The IRS has issued proposed regulations under new Code Sections 1014(f) (relating to requirements that the initial income tax basis of an asset received from a decedent cannot exceed the estate tax basis of that asset) and Section 6035 (relating to the reporting of basis on property acquired from a decedent). You can read those regulations here and here.
The proposed regulations have two requirements which are eyebrow raising (to say the least), and of questionable validity.
Zero Basis for Assets Not Reported on an Estate Tax Return. The regulations provide that if an asset is required to be reported on an estate tax return, is otherwise subject to the basis consistency rules of Section 1014(f) (e.g., assets that do not increase the estate tax after credits are not subject to the rules), and is NOT reported on a return before the expiration of the estate tax statute of limitations, the basis of the asset in the hands of the recipient is adjusted to ZERO!
Looking back at Section 1014(f), I do not see any authority that authorizes an adjustment of basis to zero for such a failure. Perhaps one can argue that the blanket rule of zero can be based on the statutory language of a "value...specified by the Secretary" under Section 1014(f)(2)(B) and thus being the cap on basis under 1014(f)(1)(A), but that appears to be a very strained reading of the statute [I have cut and pasted the entire statute at the end of this posting for those who want to review these provisions themselves]. Section 1014(f)(2)(B) appears to relate to a specific finding of value by the Secretary, per the subsequent language relating a timely contest of that value by the estate executor, and not a blanket regulatory dictate of zero basis for all affected taxpayers. I have not looked to the legislative history of the statute - if there is language there on the subject of a zero basis, then that might provide support for Treasury on this adjustment to zero.

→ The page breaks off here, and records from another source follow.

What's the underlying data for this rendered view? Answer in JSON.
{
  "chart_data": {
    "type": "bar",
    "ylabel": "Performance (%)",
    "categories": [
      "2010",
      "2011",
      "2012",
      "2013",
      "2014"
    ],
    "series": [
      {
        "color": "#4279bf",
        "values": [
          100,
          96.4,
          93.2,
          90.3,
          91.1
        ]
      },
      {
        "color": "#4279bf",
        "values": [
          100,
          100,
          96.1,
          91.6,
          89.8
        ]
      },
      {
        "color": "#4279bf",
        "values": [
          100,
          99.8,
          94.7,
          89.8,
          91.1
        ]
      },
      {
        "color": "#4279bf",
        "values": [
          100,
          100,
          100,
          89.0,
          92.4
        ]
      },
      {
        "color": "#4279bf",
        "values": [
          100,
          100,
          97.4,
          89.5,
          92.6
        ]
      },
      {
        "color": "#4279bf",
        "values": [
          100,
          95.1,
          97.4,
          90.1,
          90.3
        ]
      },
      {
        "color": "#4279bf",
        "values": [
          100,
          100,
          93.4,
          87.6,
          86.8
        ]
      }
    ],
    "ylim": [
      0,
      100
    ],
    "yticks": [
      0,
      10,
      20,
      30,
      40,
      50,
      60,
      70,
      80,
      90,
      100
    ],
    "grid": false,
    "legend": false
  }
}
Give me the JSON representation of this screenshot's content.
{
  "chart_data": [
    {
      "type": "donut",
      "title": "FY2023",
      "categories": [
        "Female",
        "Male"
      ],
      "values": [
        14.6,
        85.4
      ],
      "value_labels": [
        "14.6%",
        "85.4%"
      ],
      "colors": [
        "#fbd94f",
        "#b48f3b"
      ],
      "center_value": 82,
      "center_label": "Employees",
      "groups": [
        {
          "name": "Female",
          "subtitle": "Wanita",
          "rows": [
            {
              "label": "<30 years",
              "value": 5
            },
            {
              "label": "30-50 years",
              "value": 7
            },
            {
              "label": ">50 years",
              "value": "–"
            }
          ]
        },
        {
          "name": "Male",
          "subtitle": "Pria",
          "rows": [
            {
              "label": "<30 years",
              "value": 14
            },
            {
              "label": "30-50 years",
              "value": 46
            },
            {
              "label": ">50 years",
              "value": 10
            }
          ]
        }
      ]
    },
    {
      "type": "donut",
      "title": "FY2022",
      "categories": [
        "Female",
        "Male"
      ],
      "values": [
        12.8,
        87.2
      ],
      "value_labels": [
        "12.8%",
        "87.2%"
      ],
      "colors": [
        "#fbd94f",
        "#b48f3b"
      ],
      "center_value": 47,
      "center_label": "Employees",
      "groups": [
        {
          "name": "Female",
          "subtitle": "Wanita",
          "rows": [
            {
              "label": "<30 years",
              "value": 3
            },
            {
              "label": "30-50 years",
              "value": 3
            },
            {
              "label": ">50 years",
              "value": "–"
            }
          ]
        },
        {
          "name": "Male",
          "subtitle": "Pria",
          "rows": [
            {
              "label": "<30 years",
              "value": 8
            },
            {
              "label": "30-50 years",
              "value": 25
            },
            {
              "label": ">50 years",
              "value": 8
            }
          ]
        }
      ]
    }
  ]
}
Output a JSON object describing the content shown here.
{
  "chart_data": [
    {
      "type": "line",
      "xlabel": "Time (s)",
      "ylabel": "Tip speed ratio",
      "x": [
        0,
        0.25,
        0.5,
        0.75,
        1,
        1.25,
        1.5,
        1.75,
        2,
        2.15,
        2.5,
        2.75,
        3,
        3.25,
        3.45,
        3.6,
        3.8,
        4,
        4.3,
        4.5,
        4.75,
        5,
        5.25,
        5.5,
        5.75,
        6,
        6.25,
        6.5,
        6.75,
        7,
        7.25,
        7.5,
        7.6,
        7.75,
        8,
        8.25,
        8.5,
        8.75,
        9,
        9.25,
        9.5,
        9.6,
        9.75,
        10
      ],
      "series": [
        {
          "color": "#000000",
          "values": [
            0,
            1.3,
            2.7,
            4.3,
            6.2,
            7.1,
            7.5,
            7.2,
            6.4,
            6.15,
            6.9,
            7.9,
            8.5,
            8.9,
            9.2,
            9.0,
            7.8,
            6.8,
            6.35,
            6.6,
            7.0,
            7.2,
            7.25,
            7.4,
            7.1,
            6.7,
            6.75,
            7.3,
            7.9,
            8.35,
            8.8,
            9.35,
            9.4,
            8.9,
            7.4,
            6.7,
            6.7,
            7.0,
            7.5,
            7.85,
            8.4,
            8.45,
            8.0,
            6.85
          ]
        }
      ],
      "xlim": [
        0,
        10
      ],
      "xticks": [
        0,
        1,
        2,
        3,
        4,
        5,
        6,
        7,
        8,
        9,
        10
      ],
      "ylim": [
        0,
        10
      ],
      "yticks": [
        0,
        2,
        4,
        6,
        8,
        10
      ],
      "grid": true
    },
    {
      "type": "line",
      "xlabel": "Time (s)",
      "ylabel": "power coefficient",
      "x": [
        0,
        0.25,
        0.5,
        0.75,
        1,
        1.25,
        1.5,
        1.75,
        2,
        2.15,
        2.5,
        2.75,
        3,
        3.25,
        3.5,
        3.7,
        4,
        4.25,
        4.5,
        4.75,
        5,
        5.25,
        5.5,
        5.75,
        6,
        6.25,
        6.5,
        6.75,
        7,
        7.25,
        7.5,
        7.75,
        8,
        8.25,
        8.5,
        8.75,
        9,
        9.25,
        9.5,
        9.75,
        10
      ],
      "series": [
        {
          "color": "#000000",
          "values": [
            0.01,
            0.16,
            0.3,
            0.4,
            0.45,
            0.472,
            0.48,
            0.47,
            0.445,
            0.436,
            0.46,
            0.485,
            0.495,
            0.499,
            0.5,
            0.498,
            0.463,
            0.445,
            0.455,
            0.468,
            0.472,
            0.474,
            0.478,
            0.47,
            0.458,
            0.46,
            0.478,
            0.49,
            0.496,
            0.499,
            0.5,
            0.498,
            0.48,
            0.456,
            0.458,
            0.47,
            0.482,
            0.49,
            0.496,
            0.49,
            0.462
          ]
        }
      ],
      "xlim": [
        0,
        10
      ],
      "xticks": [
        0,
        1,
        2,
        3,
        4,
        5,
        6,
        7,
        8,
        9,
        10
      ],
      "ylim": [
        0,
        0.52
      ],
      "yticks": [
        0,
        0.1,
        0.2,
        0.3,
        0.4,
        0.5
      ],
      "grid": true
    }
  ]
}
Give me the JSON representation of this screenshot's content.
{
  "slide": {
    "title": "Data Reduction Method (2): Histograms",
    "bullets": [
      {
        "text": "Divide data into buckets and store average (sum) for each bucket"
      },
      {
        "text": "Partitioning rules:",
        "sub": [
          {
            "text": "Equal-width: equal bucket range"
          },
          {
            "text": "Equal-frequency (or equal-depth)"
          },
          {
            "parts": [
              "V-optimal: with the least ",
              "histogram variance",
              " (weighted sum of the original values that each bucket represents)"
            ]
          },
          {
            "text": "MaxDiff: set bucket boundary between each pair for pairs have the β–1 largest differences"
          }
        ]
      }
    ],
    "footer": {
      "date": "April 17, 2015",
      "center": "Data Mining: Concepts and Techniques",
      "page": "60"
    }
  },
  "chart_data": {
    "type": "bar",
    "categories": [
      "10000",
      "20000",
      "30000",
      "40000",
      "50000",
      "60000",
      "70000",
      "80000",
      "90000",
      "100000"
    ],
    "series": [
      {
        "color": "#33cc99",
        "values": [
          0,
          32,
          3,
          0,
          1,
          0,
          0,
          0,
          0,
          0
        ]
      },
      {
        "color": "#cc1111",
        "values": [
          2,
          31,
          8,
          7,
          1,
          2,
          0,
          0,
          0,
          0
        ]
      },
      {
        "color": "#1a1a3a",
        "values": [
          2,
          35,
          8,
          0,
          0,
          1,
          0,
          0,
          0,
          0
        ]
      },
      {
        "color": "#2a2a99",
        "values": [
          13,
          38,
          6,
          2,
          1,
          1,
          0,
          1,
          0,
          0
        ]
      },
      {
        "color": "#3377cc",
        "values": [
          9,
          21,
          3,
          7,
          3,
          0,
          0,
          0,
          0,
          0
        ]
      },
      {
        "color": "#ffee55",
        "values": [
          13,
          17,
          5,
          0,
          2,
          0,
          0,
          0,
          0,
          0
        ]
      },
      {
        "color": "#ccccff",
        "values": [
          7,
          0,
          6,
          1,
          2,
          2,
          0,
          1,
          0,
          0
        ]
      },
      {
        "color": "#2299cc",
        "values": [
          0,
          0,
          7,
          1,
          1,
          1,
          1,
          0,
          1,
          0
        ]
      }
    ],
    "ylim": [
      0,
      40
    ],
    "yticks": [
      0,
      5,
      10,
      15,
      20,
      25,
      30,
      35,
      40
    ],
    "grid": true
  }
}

Note that this will complicate the decision whether to file a supplemental estate tax return to report an asset found after an estate tax return is filed if the estate is taxable and the statute of limitations has not yet closed. The estate will need to file a supplemental return to avoid this zero basis, but is it worth it to file and incur estate tax for an income tax benefit that may be taxed at a lower rate (if ever)?
Endless Form 8971 Filings. Code Section 6035 requires executors to issue a statement using Form 8971 to beneficiaries detailing basis information for assets that they will (or may) receive from the estate. This new requirement is a pain to prepare and deal with, but is required by the new Code Section. Treasury was not satisfied with this - their proposed regulations require that the recipients of such assets issue another statement to the IRS and their subsequent transferees in carryover basis transfers if related to the transferor. And these new transferees will also have similar statement requirements if they later make a related party carryover basis transfer, and on and on ad nauseum - at least that is how many are reading the proposed regulations, but to me the language is not completely clear on that point.
However, Code section 6035 imposes these requirements ONLY on the persons required to file the estate tax return. Where does Treasury find authority to impose notice obligations on the recipients of property, and their subsequent related party transferees? Treasury advises this comes from its authority to prescribe regulations necessary to carry out the section. I fail to see how subsequent reporting by transferees has anything to do with "carry[ing] out the section," which is the regulatory authorization included in Code Section 6035. While the new requirements may support the policy of the section, is that enough to justify this requirement by regulation alone? If Treasury wanted to impose this reporting obligation then it should have its inclusion in the original statute, or via a new statutory amendment.
(f) Basis must be consistent with estate tax return. For purposes of this section—
(1) In general. The basis of any property to which subsection (a) applies shall not exceed—
(A) in the case of property the final value of which has been determined for purposes of the tax imposed by chapter 11 on the estate of such decedent, such value, and
(B) in the case of property not described in subparagraph (A) and with respect to which a statement has been furnished under section 6035(a) identifying the value of such property, such value.
Paragraph (1) shall only apply to any property whose inclusion in the decedent’s estate increased the liability for the tax imposed by chapter 11 (reduced by credits allowable against such tax) on such estate.
(3) Determination. For purposes of paragraph (1), the basis of property has been determined for purposes of the tax imposed by chapter 11 if—
(A) the value of such property is shown on a return under section 6018 and such value is not contested by the Secretary before the expiration of the time for assessing a tax under chapter 11,
(B) in a case not described in subparagraph (A), the value is specified by the Secretary and such value is not timely contested by the executor of the estate, or
(C) the value is determined by a court or pursuant to a settlement agreement with the Secretary.
(4) Regulations - The Secretary may by regulations provide exceptions to the application of this subsection.